Ces phénomènes se distinguent donc de ceux de notre premier groupe, pseudo-hallucinations, non seulement par leur caractère verbal, mais encore par leur caractère hallucinatoire. Il est à remarquer d’ailleurs que Kandinsky sépare lui-même ses pseudo-hallucinations « des voix intérieures et de tous les cas d’innervation irrésistible du centre de la parole. ».
B. Dans mon premier travail sur les hallucinations dans leurs rapports avec la fonction du langage (7), j’avais déjà indiqué la répartition des hallucinations psychiques de caractère verbal en trois classes. Les deux premières comprenaient les hallucinations verbales motrices, simples ou mixtes, que nous venons d’étudier ; et la conclusion relative à la troisième classe était ainsi formulée : « Dans les cas où ces phénomènes (constituant les hallucinations motrices) ne sont pas apparents, il faut remarquer qu’ils peuvent exister cependant sans que l’état mental du sujet permette de les constater ou qu’ils restent peut-être à l’état faible de simples représentations mentales, auditives ou motrices, associés ou non, sans aller jusqu’à l’hallucination vraie.
Et, en effet, les phénomènes constituant cette catégorie d’hallucinations psychiques (verbales) n’ont plus, comme les précédents, le caractère hallucinatoire. La voix intérieure [p. 276] reste intérieure et ne s’extériorise dans aucun de ses éléments constitutifs. Nous retrouvons là les mêmes caractères que dans les cas du premier groupe envisagés au début de ce travail ; et la spontanéité, l’incoercibilité, la précision, l’absence d’extériorisation de la représentation mentale nous autorisent à la considérer comme une pseudo-hallucination spéciale ne différant des premières que par son objet et ses éléments constitutifs, en un mot, comme une pseudo-hallucination verbale.
Cette conversation mentale, cette hyperphasie vésanique (Morselli) diffère de la pensée ordinaire en ce que le malade ne reconnaît pas cette pensée comme sienne et la laisse en dehors de sa conscience personnelle ; elle n’en diffère encore que par l’intensité, la netteté infiniment plus grande des images verbales intéressées. Dès lors, celles-ci peuvent être tout aussi bien auditives que motrices ou visuelles suivant le sujet et aussi suivant l’affection dont il est atteint. Toutefois, on est bien souvent autorisé à penser, sans pouvoir le démontrer évidemment de façon indiscutable, que la part principale revient à l’image motrice.

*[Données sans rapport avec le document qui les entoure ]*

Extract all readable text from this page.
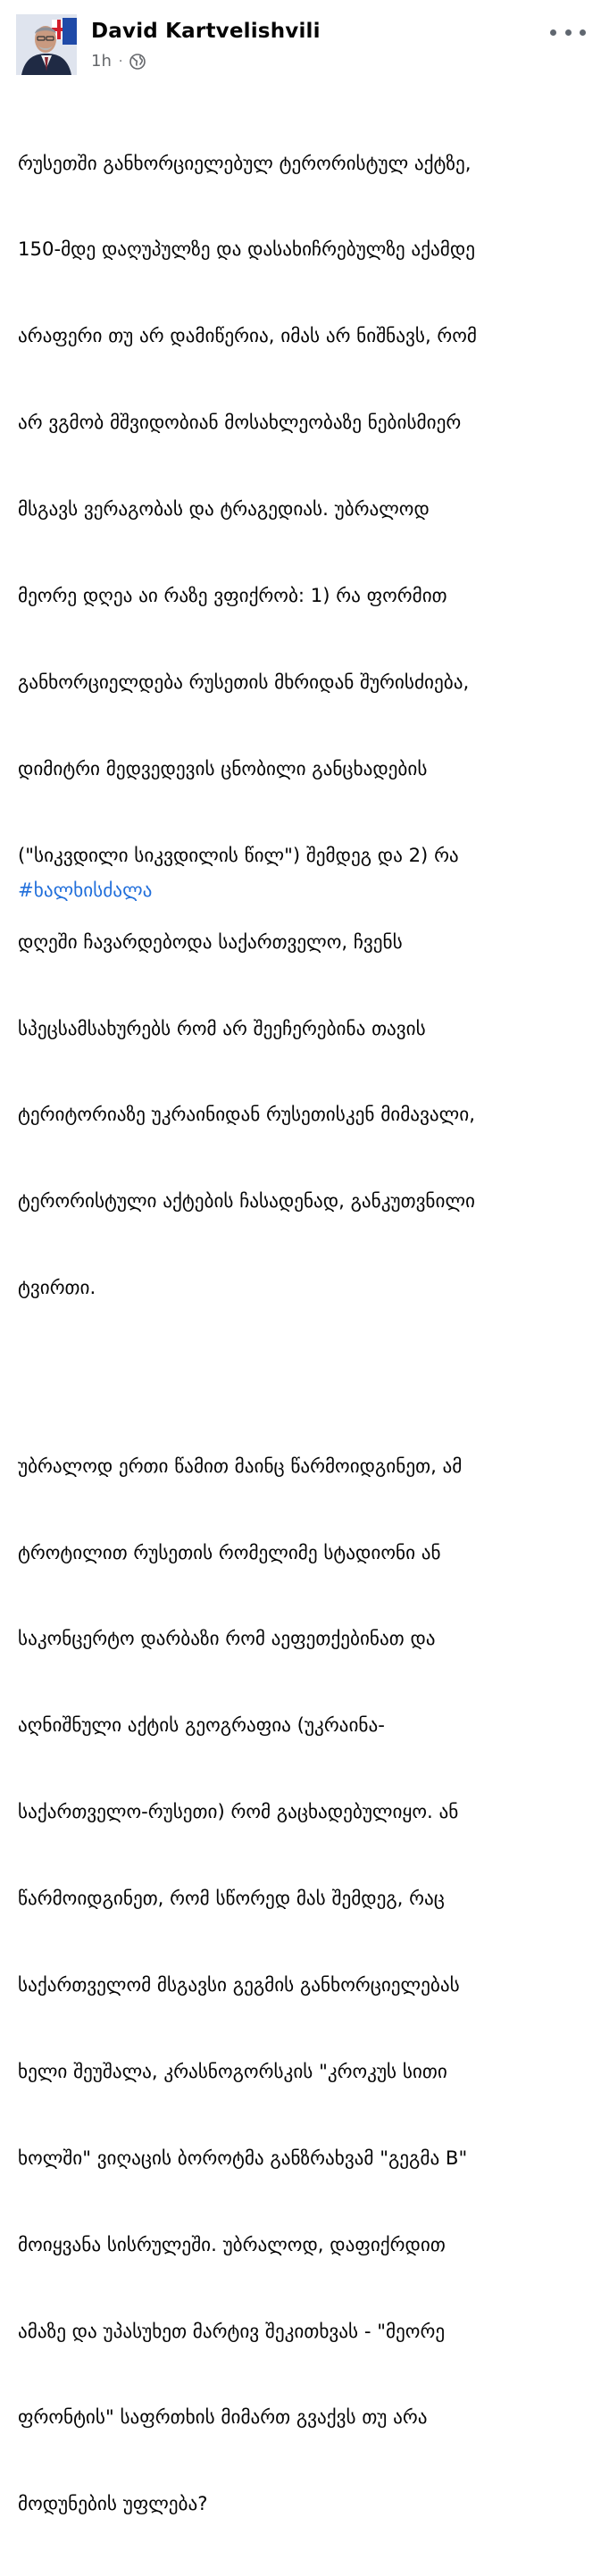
David Kartvelishvili
1h ·

რუსეთში განხორციელებულ ტერორისტულ აქტზე,

150-მდე დაღუპულზე და დასახიჩრებულზე აქამდე

არაფერი თუ არ დამიწერია, იმას არ ნიშნავს, რომ

არ ვგმობ მშვიდობიან მოსახლეობაზე ნებისმიერ

მსგავს ვერაგობას და ტრაგედიას. უბრალოდ

მეორე დღეა აი რაზე ვფიქრობ: 1) რა ფორმით

განხორციელდება რუსეთის მხრიდან შურისძიება,

დიმიტრი მედვედევის ცნობილი განცხადების

("სიკვდილი სიკვდილის წილ") შემდეგ და 2) რა

დღეში ჩავარდებოდა საქართველო, ჩვენს

სპეცსამსახურებს რომ არ შეეჩერებინა თავის

ტერიტორიაზე უკრაინიდან რუსეთისკენ მიმავალი,

ტერორისტული აქტების ჩასადენად, განკუთვნილი

ტვირთი.

უბრალოდ ერთი წამით მაინც წარმოიდგინეთ, ამ

ტროტილით რუსეთის რომელიმე სტადიონი ან

საკონცერტო დარბაზი რომ აეფეთქებინათ და

აღნიშნული აქტის გეოგრაფია (უკრაინა-

საქართველო-რუსეთი) რომ გაცხადებულიყო. ან

წარმოიდგინეთ, რომ სწორედ მას შემდეგ, რაც

საქართველომ მსგავსი გეგმის განხორციელებას

ხელი შეუშალა, კრასნოგორსკის "კროკუს სითი

ხოლში" ვიღაცის ბოროტმა განზრახვამ "გეგმა B"

მოიყვანა სისრულეში. უბრალოდ, დაფიქრდით

ამაზე და უპასუხეთ მარტივ შეკითხვას - "მეორე

ფრონტის" საფრთხის მიმართ გვაქვს თუ არა

მოდუნების უფლება?

#ხალხისძალა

Les distinctions que nous venons d’exposer apparaissent plus nette dans le tableau suivant :
En résumé, le terme d’hallucination psychique qui, dans son acception la plus générale, désigne des phénomènes disparates, dont beaucoup ne sont même pas des hallucinations, ne peut qu’entretenir des confusions regrettables et doit disparaître de la nomenclature psychiatrique.
Notes
(1) Communication faite au IVe Congrès international de psychologie, Paris, 1900.
(2) MICHÉA. Délire des sensations, p. 113-118.
(3) KANDINSKY. Centralb. f. nervenheilk, 1884.
(4) SÉGLAS. Progrès médical, 1888, n° 33-34.
(5) SÉGLAS. Congrès international de médecine mentale, Paris, 1889.
(6) SÉGLAS. Hallucinations de l’ouïe. Congrès de Nancy, 1896,
(7) SÉGLAS. Progrès médical, 1888, n° 34.